Il vantaggio evolutivo del polimorfismo e del poligenismo risiede nel fatto che in questo modo è maggiore la possibilità di avere combinazioni diverse di alleli, che possono presentare in maniera ottimale un determinato antigene, quindi di poter presentare ai linfociti T il maggior numero di peptidi diversi.
Non tutti i geni coinvolti nella regolazione della risposta immunitaria si trovano nella regione MHC, è tuttavia noto che la maggior parte delle malattie infiammatorie umane, nelle quali si ipotizza una patogenesi autoimmunitaria, sono in qualche modo regolate dall’HLA.
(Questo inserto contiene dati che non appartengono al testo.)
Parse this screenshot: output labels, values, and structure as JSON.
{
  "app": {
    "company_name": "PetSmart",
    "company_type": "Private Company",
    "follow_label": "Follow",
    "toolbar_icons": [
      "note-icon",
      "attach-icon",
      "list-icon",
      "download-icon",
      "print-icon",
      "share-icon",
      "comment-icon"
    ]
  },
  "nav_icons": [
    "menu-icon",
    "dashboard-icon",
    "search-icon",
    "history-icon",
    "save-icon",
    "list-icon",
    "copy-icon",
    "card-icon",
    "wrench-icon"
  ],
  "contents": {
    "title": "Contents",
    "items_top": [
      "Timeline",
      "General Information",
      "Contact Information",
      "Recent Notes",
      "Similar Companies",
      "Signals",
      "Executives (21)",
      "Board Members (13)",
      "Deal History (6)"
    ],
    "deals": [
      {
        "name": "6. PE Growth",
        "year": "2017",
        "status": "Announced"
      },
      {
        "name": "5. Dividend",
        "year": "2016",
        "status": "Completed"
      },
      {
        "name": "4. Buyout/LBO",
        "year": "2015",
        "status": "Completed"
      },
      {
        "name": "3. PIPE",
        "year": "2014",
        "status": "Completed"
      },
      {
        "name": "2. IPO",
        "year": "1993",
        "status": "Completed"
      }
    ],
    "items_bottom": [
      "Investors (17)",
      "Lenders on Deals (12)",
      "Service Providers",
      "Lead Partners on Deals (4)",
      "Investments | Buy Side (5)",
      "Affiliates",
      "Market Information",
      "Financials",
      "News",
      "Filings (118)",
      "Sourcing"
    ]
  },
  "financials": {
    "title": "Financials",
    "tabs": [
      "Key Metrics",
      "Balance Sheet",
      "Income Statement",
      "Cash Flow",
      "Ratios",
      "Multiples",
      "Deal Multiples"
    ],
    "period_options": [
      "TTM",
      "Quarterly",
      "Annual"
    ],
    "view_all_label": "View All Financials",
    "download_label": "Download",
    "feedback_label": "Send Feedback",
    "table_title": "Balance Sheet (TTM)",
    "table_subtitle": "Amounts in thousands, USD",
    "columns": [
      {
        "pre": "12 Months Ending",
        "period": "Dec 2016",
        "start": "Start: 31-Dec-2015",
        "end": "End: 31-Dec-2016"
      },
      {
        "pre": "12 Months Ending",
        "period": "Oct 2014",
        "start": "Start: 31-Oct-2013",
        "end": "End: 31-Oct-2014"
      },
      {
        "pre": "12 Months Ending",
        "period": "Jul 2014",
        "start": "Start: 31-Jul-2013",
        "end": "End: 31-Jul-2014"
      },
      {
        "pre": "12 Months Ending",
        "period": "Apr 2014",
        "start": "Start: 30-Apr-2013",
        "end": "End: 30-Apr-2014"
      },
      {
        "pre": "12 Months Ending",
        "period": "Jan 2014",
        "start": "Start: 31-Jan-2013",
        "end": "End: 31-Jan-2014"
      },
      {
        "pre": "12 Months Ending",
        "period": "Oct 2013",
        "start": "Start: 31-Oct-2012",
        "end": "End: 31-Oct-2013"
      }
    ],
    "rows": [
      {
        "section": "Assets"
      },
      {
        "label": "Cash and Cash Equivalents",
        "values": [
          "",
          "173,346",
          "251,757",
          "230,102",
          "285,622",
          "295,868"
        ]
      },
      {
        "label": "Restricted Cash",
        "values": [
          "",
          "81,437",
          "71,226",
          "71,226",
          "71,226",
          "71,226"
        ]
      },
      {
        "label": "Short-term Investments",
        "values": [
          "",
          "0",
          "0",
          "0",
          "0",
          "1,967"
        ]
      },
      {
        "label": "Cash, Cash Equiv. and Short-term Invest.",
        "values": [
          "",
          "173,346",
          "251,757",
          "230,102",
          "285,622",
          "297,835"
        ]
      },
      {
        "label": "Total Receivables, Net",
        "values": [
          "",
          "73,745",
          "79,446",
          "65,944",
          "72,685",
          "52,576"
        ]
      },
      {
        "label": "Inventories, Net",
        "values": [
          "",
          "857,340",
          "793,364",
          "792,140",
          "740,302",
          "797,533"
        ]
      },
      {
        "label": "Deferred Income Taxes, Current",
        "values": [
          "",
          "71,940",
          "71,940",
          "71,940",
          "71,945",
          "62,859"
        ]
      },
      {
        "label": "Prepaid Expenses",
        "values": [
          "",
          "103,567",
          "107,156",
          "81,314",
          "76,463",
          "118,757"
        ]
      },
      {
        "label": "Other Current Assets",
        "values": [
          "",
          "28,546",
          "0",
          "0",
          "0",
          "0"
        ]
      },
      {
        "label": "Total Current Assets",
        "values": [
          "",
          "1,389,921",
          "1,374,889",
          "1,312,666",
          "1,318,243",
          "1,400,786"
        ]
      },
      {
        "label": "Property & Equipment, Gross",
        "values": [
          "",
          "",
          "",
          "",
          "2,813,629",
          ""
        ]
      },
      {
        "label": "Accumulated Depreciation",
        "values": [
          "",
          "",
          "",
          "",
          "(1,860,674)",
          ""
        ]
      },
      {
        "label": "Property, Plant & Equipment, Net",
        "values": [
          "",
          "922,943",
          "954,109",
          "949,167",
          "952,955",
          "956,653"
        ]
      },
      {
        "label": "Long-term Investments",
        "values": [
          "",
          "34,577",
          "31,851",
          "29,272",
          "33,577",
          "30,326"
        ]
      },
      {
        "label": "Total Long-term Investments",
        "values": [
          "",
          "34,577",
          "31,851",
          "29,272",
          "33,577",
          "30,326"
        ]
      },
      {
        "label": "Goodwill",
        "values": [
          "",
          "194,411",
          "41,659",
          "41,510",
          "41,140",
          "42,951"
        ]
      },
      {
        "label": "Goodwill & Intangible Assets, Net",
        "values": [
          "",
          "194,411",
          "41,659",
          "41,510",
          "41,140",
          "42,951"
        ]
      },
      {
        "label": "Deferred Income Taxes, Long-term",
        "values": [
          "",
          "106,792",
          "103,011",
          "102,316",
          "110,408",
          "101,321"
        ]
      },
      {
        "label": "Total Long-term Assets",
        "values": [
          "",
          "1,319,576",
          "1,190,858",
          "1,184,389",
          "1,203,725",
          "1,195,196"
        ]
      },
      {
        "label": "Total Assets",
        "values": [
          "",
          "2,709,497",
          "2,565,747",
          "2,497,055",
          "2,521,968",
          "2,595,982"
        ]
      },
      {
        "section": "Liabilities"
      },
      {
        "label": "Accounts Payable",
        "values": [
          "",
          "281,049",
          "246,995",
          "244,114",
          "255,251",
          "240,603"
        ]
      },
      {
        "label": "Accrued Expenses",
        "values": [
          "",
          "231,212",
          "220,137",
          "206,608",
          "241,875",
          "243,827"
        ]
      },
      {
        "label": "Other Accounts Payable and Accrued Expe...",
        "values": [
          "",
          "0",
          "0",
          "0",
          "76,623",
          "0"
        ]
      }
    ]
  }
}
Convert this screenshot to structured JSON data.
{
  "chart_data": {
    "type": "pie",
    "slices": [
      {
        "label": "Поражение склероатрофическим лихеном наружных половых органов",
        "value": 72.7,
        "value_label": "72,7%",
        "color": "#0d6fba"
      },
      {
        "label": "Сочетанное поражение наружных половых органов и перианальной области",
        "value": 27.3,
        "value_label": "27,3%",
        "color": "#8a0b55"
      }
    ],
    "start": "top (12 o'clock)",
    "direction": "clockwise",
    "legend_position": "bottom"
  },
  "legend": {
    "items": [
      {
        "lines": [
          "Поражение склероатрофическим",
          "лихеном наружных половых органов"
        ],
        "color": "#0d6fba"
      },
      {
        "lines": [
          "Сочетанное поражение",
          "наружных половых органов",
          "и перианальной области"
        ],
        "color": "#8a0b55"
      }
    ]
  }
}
Essendo ormai noto che l’esteso polimorfismo dei geni MHC è direttamente correlato alla capacità di determinati antigeni di legare specifiche sequenze peptidiche, la principale funzione biologica di tale polimorfismo sembra essere quella di garantire la sopravvivenza della specie in presenza di un’estesa varietà di agenti infettivi presenti nell’ambiente. Il polimorfismo del sistema HLA assicura che vi siano sempre fasce della popolazione in grado di riconoscere agenti patogeni come estranei, dando in tal modo inizio ad una risposta immunitaria adeguata.
Non è tuttora noto quale sia il ruolo che gli agenti MHC possiedono nel controllo della risposta immunitaria nei confronti dei tumori, e se tale controllo contribuisca alla sopravvivenza della specie in senso evolutivo.

3.2 SCELTA DEL PARTNER E MHC
E’ stata proposta, da alcuni ricercatori, una capacità di stima individuale del sistema immunitario dei potenziali partners attraverso la percezione dell’odore prodotto dalle ghiandole sudoripare. Una possibilità è che singoli individui possano avere odori differenti a causa della diversa flora batterica, il che potrebbe riflettere differenze nella costituzione genetica del sistema immunitario (Howard, 1977).
Come si possano individuare i diversi profili MHC attraverso odori corporei è tuttora un mistero; non è infatti chiaro se le differenze tra i vari odori siano dovute direttamente al MHC o ai diversi batteri che vivono sulla pelle degli animali. Quello che risulta invece chiaro è che esiste effettivamente una sensibilità a queste differenze. E’ dunque possibile che le ghiandole ascellari umane si siano evolute in modo da fornire informazioni olfattive riferite al sistema immunitario, con l’ipotesi che ciò serva a generare una prole con un più ampio spettro di resistenza immunitaria.
Ad ogni modo, esistono divergenze riguardo alla possibilità o meno di considerare questo genere di informazioni olfattive come veri e propri feromoni. Alcuni ricercatori, infatti, sostengono che il fatto che non vengano stimolate reazioni specifiche, come dichiarato nella definizione del termine, sia sufficiente per escluderne un ruolo feromonale; altri, invece, li considerano a tutti gli effetti come esempi di feromoni, nonostante questa deviazione dalla definizione originaria.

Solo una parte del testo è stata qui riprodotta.